Developing new techniques for ballast water testing
Photos: Abigail Latanich at the Montreal Pier Facility in Superior, WI. Photos Ben Austin, Abigail Latanich.
In a small research facility on the Superior Harbor basin, Abigail Latanich is growing algae in simulated lakes. As a research assistant at the Natural Resources Research Institute, Abigail is testing whether simulated lake environments can predict if non-native microorganisms can establish themselves in Lake Superior.
Abigail, a master’s candidate with UMD’s Water Resources Science program, works at the Montreal Pier Facility, operated by the University of Wisconsin-Superior Lake Superior Research Institute. There she creates mini-lake environments, or mesocosms, with lake water pumped from the harbor. Non-native protists are added to these mesocosms and observed over time.
“It can take up to an hour a slide,” Abigail said of one of over 600 samples she’s analyzed in the last year.
Algae are single-celled organisms that are neither animal, plant nor fungi. Algae play a natural role in many ecosystems. Yet, with an estimated nine billion gallons of ballast water dumped into Lake Superior every year, invasive species inevitably enter the lake.
“I like how everything works together to maintain a balance unique to a specific space and time,” she said. “When there's a change in a system it tends to ripple and impact everything else in unexpected ways.”
Abigail’s simulated environment method would allow harbor managers to determine safe levels of non-native protists in dumped ballast water.
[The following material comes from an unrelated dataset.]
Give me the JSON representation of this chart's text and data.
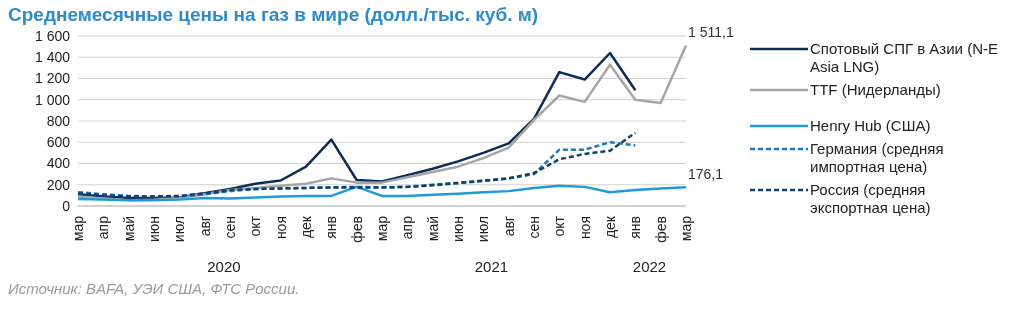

Exterminating all organisms in a ballast tank is challenging, but as long as organism numbers are low enough they can’t establish themselves. Abigail hopes to find that critical cutoff.
Abigail has been working with NRRI since 2021. Prior to her time at NRRI, she worked as a chemist for the Environmental Protection Agency doing aquatic toxicology research. Currently, she plans on staying in Duluth.
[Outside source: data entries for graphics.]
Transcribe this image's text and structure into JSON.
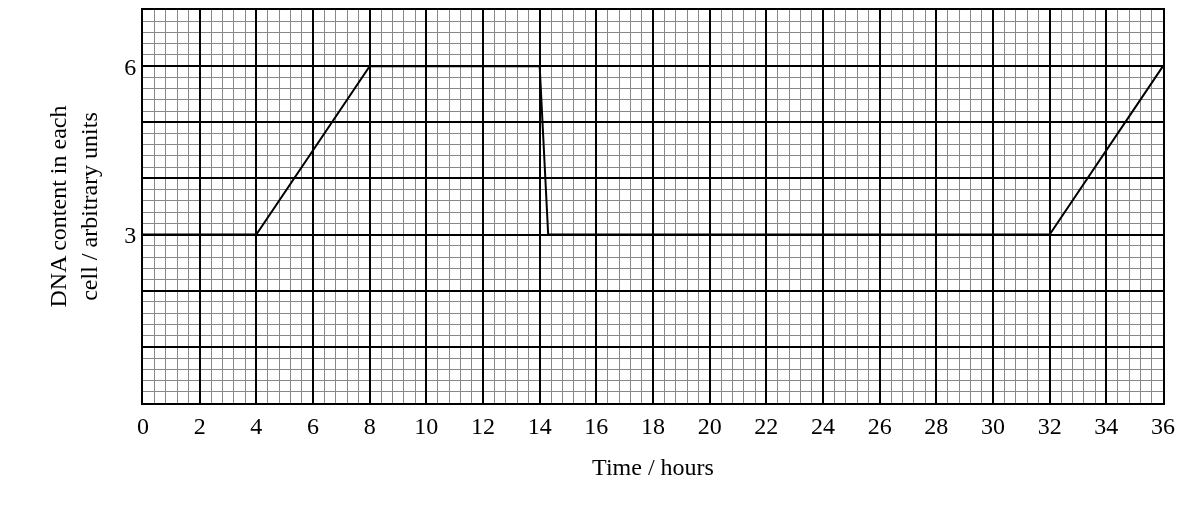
{
  "chart_data": {
    "type": "line",
    "xlabel": "Time / hours",
    "ylabel": "DNA content in each\ncell / arbitrary units",
    "x": [
      0,
      4,
      8,
      14,
      14.3,
      32,
      36
    ],
    "series": [
      {
        "color": "#000000",
        "values": [
          3,
          3,
          6,
          6,
          3,
          3,
          6
        ]
      }
    ],
    "xlim": [
      0,
      36
    ],
    "xticks": [
      0,
      2,
      4,
      6,
      8,
      10,
      12,
      14,
      16,
      18,
      20,
      22,
      24,
      26,
      28,
      30,
      32,
      34,
      36
    ],
    "ylim": [
      0,
      7
    ],
    "yticks": [
      {
        "value": 0,
        "label": null
      },
      {
        "value": 1,
        "label": null
      },
      {
        "value": 2,
        "label": null
      },
      3,
      {
        "value": 4,
        "label": null
      },
      {
        "value": 5,
        "label": null
      },
      6,
      {
        "value": 7,
        "label": null
      }
    ],
    "grid": true,
    "legend": false,
    "marker": "none",
    "line_style": "solid"
  }
}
“I love it here. I enjoy the work environment at NRRI and everyone on our Paleo/Phyto team,” she said. The paleolimnology team studies aquatic sediment and the phytoplankton team studies algae. Both are paramount to answering ecological questions in the Great Lakes.
Abigail plans to continue phytoplankton research after her master’s defense, ideally with the same team.
“The mesocosm study has taught me so much more about troubleshooting, organization, communication, and brute resourcefulness than I initially imagined,” said Abigail. “Not to mention the excitement over what I'll get to see under the microscope.”